In the event of a data breach that poses a risk to your rights and freedoms, we will notify you and the relevant supervisory authority without undue delay, and in any event within 72 hours of becoming aware of the breach (where required by law).

Notifications will include information about the nature of the breach, the categories of data affected, the likely consequences, and the measures we are taking to address the breach.

We use third-party service providers (sub-processors) to help us operate our service. These providers may have access to your personal information only to perform services on our behalf, and we expect them not to disclose or use it for any other purpose.

Categories and examples of sub-processors we use include:

• Payment processing: Stripe (https://stripe.com/privacy)

• Analytics: Google Analytics (https://policies.google.com/privacy)

• Cloud hosting and infrastructure providers

• Email delivery services

• Customer support platforms

We expect sub-processors to protect your information in accordance with applicable data protection laws. If you would like more information about our sub-processors, please contact us through our support page.

If you are a California resident, you have additional rights under the California Consumer Privacy Act (CCPA) and California Privacy Rights Act (CPRA):

• Right to know: Request disclosure of categories and specific pieces of personal information collected, sources, purposes, and third parties with whom we share information

• Right to delete: Request deletion of personal information (subject to exceptions)

• Right to correct: Request correction of inaccurate personal information

• Right to opt-out: Opt out of the sale or sharing of personal information (we do not sell your information)

• Right to limit: Limit use and disclosure of sensitive personal information

• Right to non-discrimination: Exercise your rights without discrimination

To exercise these rights, contact us through our support page. We will verify your identity and respond within 45 days (or as required by law).

If you are located in the European Economic Area (EEA) or United Kingdom, you have rights under the General Data Protection Regulation (GDPR):

• Right of access: Obtain confirmation of whether we process your data and access to that data

• Right to rectification: Correct inaccurate or incomplete data

• Right to erasure ('right to be forgotten'): Request deletion of your data under certain circumstances

• Right to restrict processing: Limit how we process your data

• Right to data portability: Receive your data in a structured, machine-readable format

• Right to object: Object to processing based on legitimate interests

• Right to withdraw consent: Withdraw consent where processing is based on consent

• Right to lodge a complaint: File a complaint with your local supervisory authority

To exercise these rights, contact us through our support page. We will respond within one month (or as required by law).

We may update this Privacy Policy from time to time to reflect changes in our practices, technology, legal requirements, or other factors. We will notify you of any material changes by:

• Posting the updated policy on this page with a new 'Last updated' date

• Sending an email notification to the email address associated with your account

• Displaying a prominent notice on our service

Your continued use of PMHub.io after the effective date of any changes constitutes your acceptance of the updated Privacy Policy. We encourage you to review this policy periodically.

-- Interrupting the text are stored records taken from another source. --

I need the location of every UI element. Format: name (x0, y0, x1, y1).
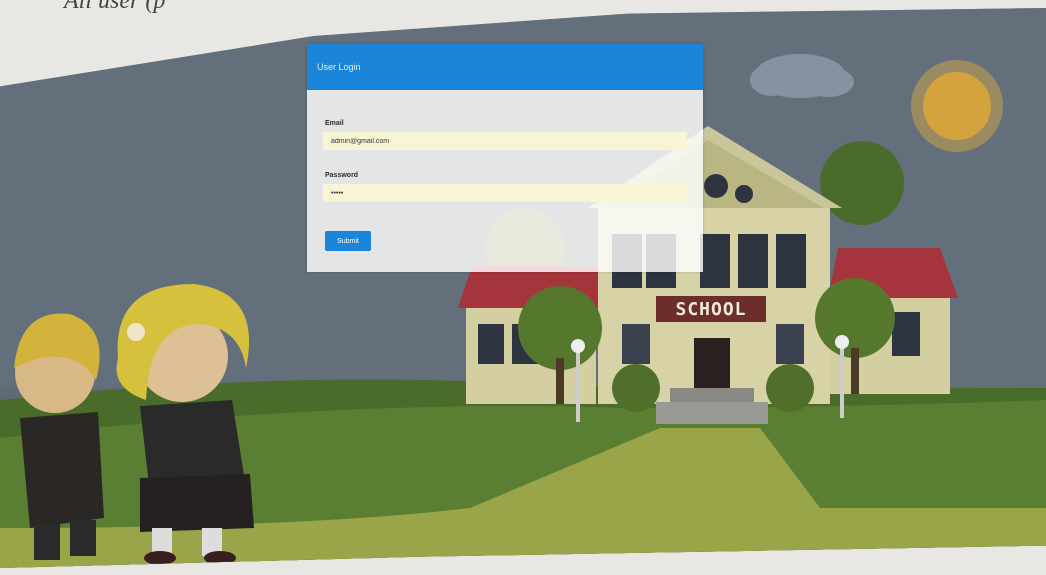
submit-button[interactable]: Submit (325, 231, 371, 251)
school-sign: SCHOOL (675, 299, 746, 320)
page-caption-fragment: All user (p (64, 0, 166, 14)
login-title: User Login (317, 62, 361, 72)
email-label: Email (325, 120, 344, 127)
password-field[interactable] (323, 184, 687, 202)
email-field[interactable] (323, 132, 687, 150)
login-header: User Login (307, 44, 703, 90)
login-card: User Login Email Password Submit (307, 44, 703, 272)
sun (911, 60, 1003, 152)
screen-area: SCHOOL User Login Email admin@gmail.com … (0, 8, 1046, 568)
password-label: Password (325, 172, 359, 179)
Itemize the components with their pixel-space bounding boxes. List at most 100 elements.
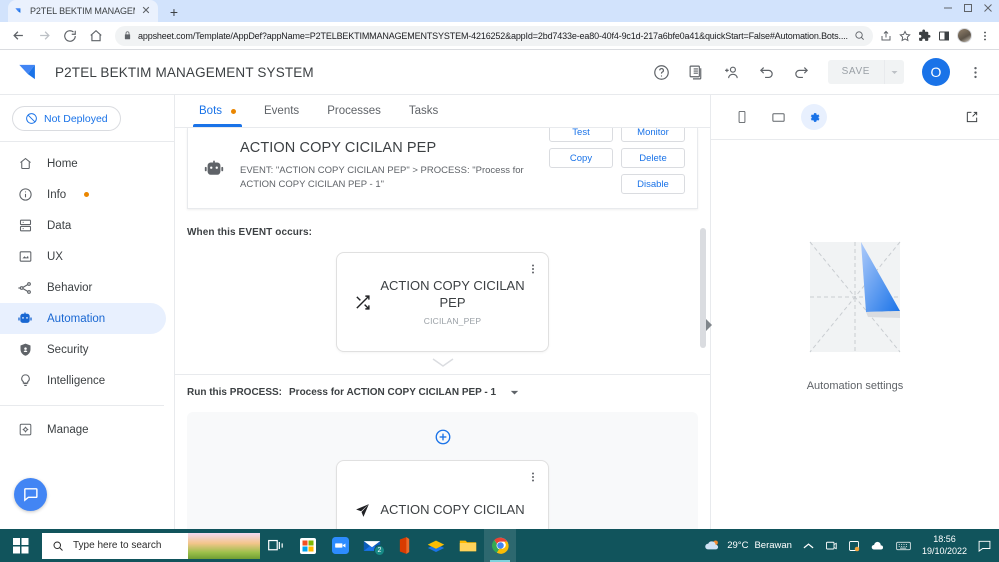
not-deployed-icon: [26, 113, 37, 124]
plus-icon[interactable]: +: [162, 2, 186, 22]
sidebar-item-intelligence[interactable]: Intelligence: [0, 365, 166, 396]
connector-chevron-icon: [175, 358, 710, 368]
minimize-icon[interactable]: [943, 3, 953, 13]
sidebar-item-ux[interactable]: UX: [0, 241, 166, 272]
forward-arrow-icon[interactable]: [32, 24, 56, 48]
close-window-icon[interactable]: [983, 3, 993, 13]
robot-icon: [200, 146, 228, 194]
sidebar-item-automation[interactable]: Automation: [0, 303, 166, 334]
add-user-icon[interactable]: [723, 64, 740, 81]
save-button-group[interactable]: SAVE: [827, 60, 904, 84]
event-node-wrap: ACTION COPY CICILAN PEP CICILAN_PEP: [175, 238, 710, 352]
search-input[interactable]: Type here to search: [42, 532, 260, 559]
chat-bubble-icon[interactable]: [14, 478, 47, 511]
monitor-button[interactable]: Monitor: [621, 128, 685, 142]
cloud-icon[interactable]: [871, 541, 885, 551]
browser-action-icons: [880, 28, 993, 43]
keyboard-icon[interactable]: [896, 541, 911, 551]
zoom-icon[interactable]: [324, 529, 356, 562]
file-explorer-icon[interactable]: [452, 529, 484, 562]
chrome-menu-icon[interactable]: [979, 30, 991, 42]
copy-button[interactable]: Copy: [549, 148, 613, 168]
test-button[interactable]: Test: [549, 128, 613, 142]
address-bar[interactable]: appsheet.com/Template/AppDef?appName=P2T…: [115, 25, 873, 46]
windows-start-icon[interactable]: [0, 529, 42, 562]
sidebar-item-security[interactable]: Security: [0, 334, 166, 365]
open-in-new-icon[interactable]: [959, 104, 985, 130]
process-select-value[interactable]: Process for ACTION COPY CICILAN PEP - 1: [289, 387, 496, 398]
browser-tab[interactable]: P2TEL BEKTIM MANAGEMENT S ✕: [8, 0, 158, 22]
teams-icon[interactable]: [825, 540, 837, 552]
send-paper-plane-icon: [349, 502, 375, 519]
chevron-down-icon[interactable]: [884, 60, 904, 84]
profile-avatar-icon[interactable]: [957, 28, 972, 43]
tab-processes[interactable]: Processes: [313, 95, 395, 127]
sidebar-item-data[interactable]: Data: [0, 210, 166, 241]
tab-bots[interactable]: Bots: [185, 95, 250, 127]
disable-button[interactable]: Disable: [621, 174, 685, 194]
deploy-status-chip[interactable]: Not Deployed: [12, 106, 121, 131]
extensions-puzzle-icon[interactable]: [918, 29, 931, 42]
back-arrow-icon[interactable]: [6, 24, 30, 48]
redo-icon[interactable]: [793, 64, 810, 81]
avatar[interactable]: O: [922, 58, 950, 86]
office-icon[interactable]: [388, 529, 420, 562]
tab-tasks[interactable]: Tasks: [395, 95, 452, 127]
sidebar-item-behavior[interactable]: Behavior: [0, 272, 166, 303]
process-node-wrap: ACTION COPY CICILAN: [187, 446, 698, 529]
chrome-icon[interactable]: [484, 529, 516, 562]
weather-widget[interactable]: 29°C Berawan: [704, 539, 792, 552]
chevron-right-icon[interactable]: [702, 312, 716, 338]
event-node-card[interactable]: ACTION COPY CICILAN PEP CICILAN_PEP: [336, 252, 549, 352]
process-node-card[interactable]: ACTION COPY CICILAN: [336, 460, 549, 529]
close-icon[interactable]: ✕: [140, 5, 152, 17]
gear-icon[interactable]: [801, 104, 827, 130]
save-button[interactable]: SAVE: [828, 60, 884, 84]
deploy-status-label: Not Deployed: [44, 112, 108, 125]
maximize-icon[interactable]: [963, 3, 973, 13]
main-content: Bots Events Processes Tasks ACTION COPY …: [175, 95, 712, 529]
process-node-text: ACTION COPY CICILAN: [375, 502, 536, 519]
content-tabs: Bots Events Processes Tasks: [175, 95, 710, 128]
bot-card: ACTION COPY CICILAN PEP EVENT: "ACTION C…: [187, 128, 698, 209]
clock-date: 19/10/2022: [921, 545, 967, 556]
event-node-title: ACTION COPY CICILAN PEP: [380, 277, 525, 310]
onedrive-sync-icon[interactable]: [848, 540, 860, 552]
copy-app-icon[interactable]: [688, 64, 705, 81]
books-icon[interactable]: [420, 529, 452, 562]
add-circle-icon[interactable]: [187, 428, 698, 446]
help-circle-icon[interactable]: [653, 64, 670, 81]
search-zoom-icon[interactable]: [854, 30, 865, 41]
tab-events[interactable]: Events: [250, 95, 313, 127]
right-panel-caption: Automation settings: [806, 379, 904, 392]
delete-button[interactable]: Delete: [621, 148, 685, 168]
tablet-preview-icon[interactable]: [765, 104, 791, 130]
sidebar-item-label: Manage: [47, 423, 89, 436]
task-view-icon[interactable]: [260, 529, 292, 562]
weather-condition: Berawan: [754, 540, 792, 551]
more-vertical-icon[interactable]: [968, 65, 983, 80]
sidebar-item-info[interactable]: Info: [0, 179, 166, 210]
share-icon[interactable]: [880, 30, 892, 42]
microsoft-store-icon[interactable]: [292, 529, 324, 562]
chevron-down-icon[interactable]: [509, 387, 520, 398]
phone-preview-icon[interactable]: [729, 104, 755, 130]
more-vertical-icon[interactable]: [526, 261, 540, 277]
chevron-up-icon[interactable]: [803, 542, 814, 550]
undo-icon[interactable]: [758, 64, 775, 81]
reload-icon[interactable]: [58, 24, 82, 48]
notification-icon[interactable]: [978, 540, 991, 552]
sidebar-item-home[interactable]: Home: [0, 148, 166, 179]
taskbar-clock[interactable]: 18:56 19/10/2022: [922, 534, 967, 557]
bot-info: ACTION COPY CICILAN PEP EVENT: "ACTION C…: [228, 136, 549, 194]
star-icon[interactable]: [899, 29, 911, 42]
sidebar-item-manage[interactable]: Manage: [0, 414, 166, 445]
home-icon[interactable]: [84, 24, 108, 48]
mail-icon[interactable]: 2: [356, 529, 388, 562]
sidepanel-icon[interactable]: [938, 30, 950, 42]
event-node-subtitle: CICILAN_PEP: [423, 316, 482, 327]
behavior-icon: [17, 280, 33, 296]
more-vertical-icon[interactable]: [526, 469, 540, 485]
mail-badge: 2: [374, 545, 385, 556]
shield-icon: [17, 342, 33, 358]
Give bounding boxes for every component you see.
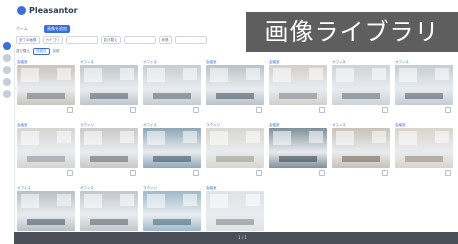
sort-select[interactable] (123, 36, 156, 44)
card-footer (80, 105, 138, 113)
card-footer (269, 168, 327, 176)
image-thumbnail[interactable] (206, 191, 264, 231)
sort-option-date[interactable]: 作成日 (33, 48, 50, 55)
image-thumbnail[interactable] (17, 128, 75, 168)
filter-sort[interactable]: 並び替え (100, 36, 121, 44)
image-thumbnail[interactable] (332, 128, 390, 168)
image-card[interactable]: オフィス (332, 123, 390, 176)
image-card[interactable]: オフィス (332, 60, 390, 113)
image-thumbnail[interactable] (143, 128, 201, 168)
bottom-bar: 1 / 1 (14, 232, 458, 244)
image-thumbnail[interactable] (80, 65, 138, 105)
image-card[interactable]: オフィス (395, 60, 453, 113)
home-icon[interactable] (3, 42, 11, 50)
filter-category[interactable]: カテゴリ (42, 36, 63, 44)
image-thumbnail[interactable] (80, 128, 138, 168)
card-footer (17, 168, 75, 176)
image-thumbnail[interactable] (17, 191, 75, 231)
trash-icon[interactable] (67, 170, 73, 176)
page-banner: 画像ライブラリ (246, 12, 458, 52)
breadcrumb[interactable]: ホーム (16, 26, 28, 32)
image-thumbnail[interactable] (17, 65, 75, 105)
trash-icon[interactable] (382, 107, 388, 113)
card-footer (395, 168, 453, 176)
image-thumbnail[interactable] (395, 65, 453, 105)
card-footer (395, 105, 453, 113)
trash-icon[interactable] (130, 170, 136, 176)
logo-text: Pleasantor (29, 6, 78, 15)
image-thumbnail[interactable] (395, 128, 453, 168)
trash-icon[interactable] (193, 107, 199, 113)
add-image-button[interactable]: 画像を追加 (44, 25, 70, 33)
app-window: Pleasantor ホーム 画像を追加 全ての画像 カテゴリ 並び替え 状態 … (0, 0, 458, 244)
trash-icon[interactable] (256, 107, 262, 113)
trash-icon[interactable] (382, 170, 388, 176)
image-thumbnail[interactable] (143, 191, 201, 231)
image-card[interactable]: オフィス (80, 60, 138, 113)
sort-label: 並び替え (16, 49, 30, 53)
card-footer (80, 168, 138, 176)
image-thumbnail[interactable] (206, 128, 264, 168)
image-card[interactable]: 会議室 (269, 123, 327, 176)
trash-icon[interactable] (130, 107, 136, 113)
image-card[interactable]: 会議室 (17, 123, 75, 176)
trash-icon[interactable] (256, 170, 262, 176)
image-card[interactable]: 会議室 (395, 123, 453, 176)
trash-icon[interactable] (319, 107, 325, 113)
sidebar (0, 0, 15, 244)
image-card[interactable]: 会議室 (206, 60, 264, 113)
image-thumbnail[interactable] (332, 65, 390, 105)
filter-status[interactable]: 状態 (158, 36, 172, 44)
status-select[interactable] (174, 36, 207, 44)
image-card[interactable]: 会議室 (269, 60, 327, 113)
category-select[interactable] (65, 36, 98, 44)
image-thumbnail[interactable] (269, 65, 327, 105)
image-thumbnail[interactable] (206, 65, 264, 105)
sort-row: 並び替え 作成日 名前 (16, 48, 60, 55)
trash-icon[interactable] (319, 170, 325, 176)
card-footer (17, 105, 75, 113)
filter-all[interactable]: 全ての画像 (16, 36, 40, 44)
card-footer (332, 168, 390, 176)
card-footer (206, 168, 264, 176)
image-card[interactable]: オフィス (143, 123, 201, 176)
image-icon[interactable] (3, 54, 11, 62)
card-footer (143, 168, 201, 176)
logo-icon (17, 6, 26, 15)
app-logo[interactable]: Pleasantor (17, 6, 78, 15)
image-card[interactable]: オフィス (143, 60, 201, 113)
trash-icon[interactable] (193, 170, 199, 176)
folder-icon[interactable] (3, 66, 11, 74)
user-icon[interactable] (3, 90, 11, 98)
image-card[interactable]: 会議室 (17, 60, 75, 113)
image-thumbnail[interactable] (80, 191, 138, 231)
image-thumbnail[interactable] (269, 128, 327, 168)
image-thumbnail[interactable] (143, 65, 201, 105)
card-footer (332, 105, 390, 113)
card-footer (143, 105, 201, 113)
image-card[interactable]: ラウンジ (80, 123, 138, 176)
trash-icon[interactable] (445, 170, 451, 176)
settings-icon[interactable] (3, 78, 11, 86)
trash-icon[interactable] (445, 107, 451, 113)
page-indicator: 1 / 1 (238, 235, 247, 240)
image-card[interactable]: ラウンジ (206, 123, 264, 176)
sort-option-name[interactable]: 名前 (53, 49, 60, 54)
filter-row: 全ての画像 カテゴリ 並び替え 状態 (16, 36, 207, 44)
card-footer (206, 105, 264, 113)
trash-icon[interactable] (67, 107, 73, 113)
card-footer (269, 105, 327, 113)
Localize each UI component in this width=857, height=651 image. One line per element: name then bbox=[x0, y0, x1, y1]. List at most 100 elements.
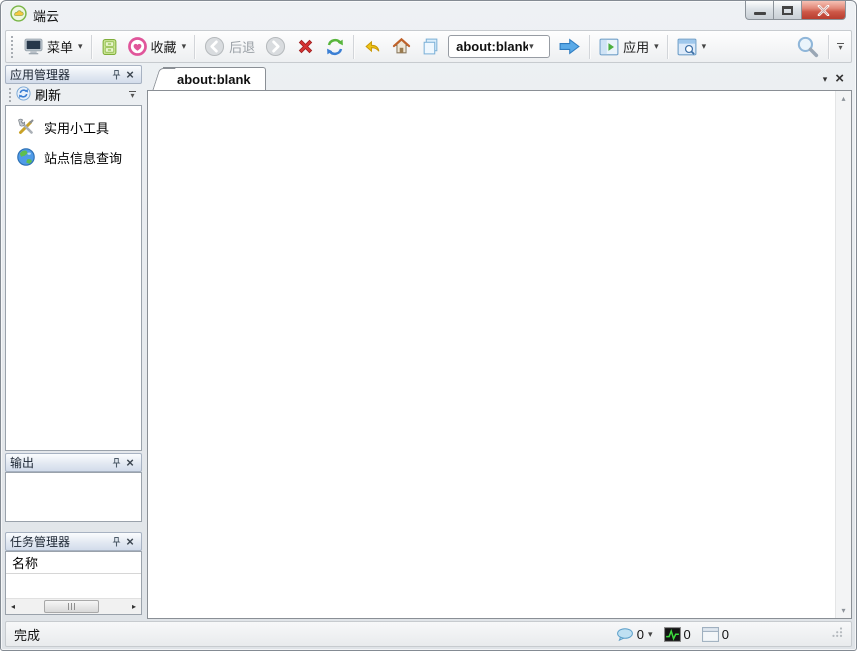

If you have questions, concerns, or requests regarding this Privacy Policy or our privacy practices, please contact us through our support page.

Data Controller: Flint & Steel Ventures, LLC

We are committed to addressing your privacy concerns and will respond to all inquiries within 2 business days.

This Privacy Policy is governed by the laws of the United States and the State of Georgia, without regard to conflict of law principles. Any disputes arising from this policy shall be resolved in accordance with our Terms of Use.

If any provision of this Privacy Policy is held to be invalid or unenforceable by a court of competent jurisdiction, the remaining provisions shall remain in full force and effect.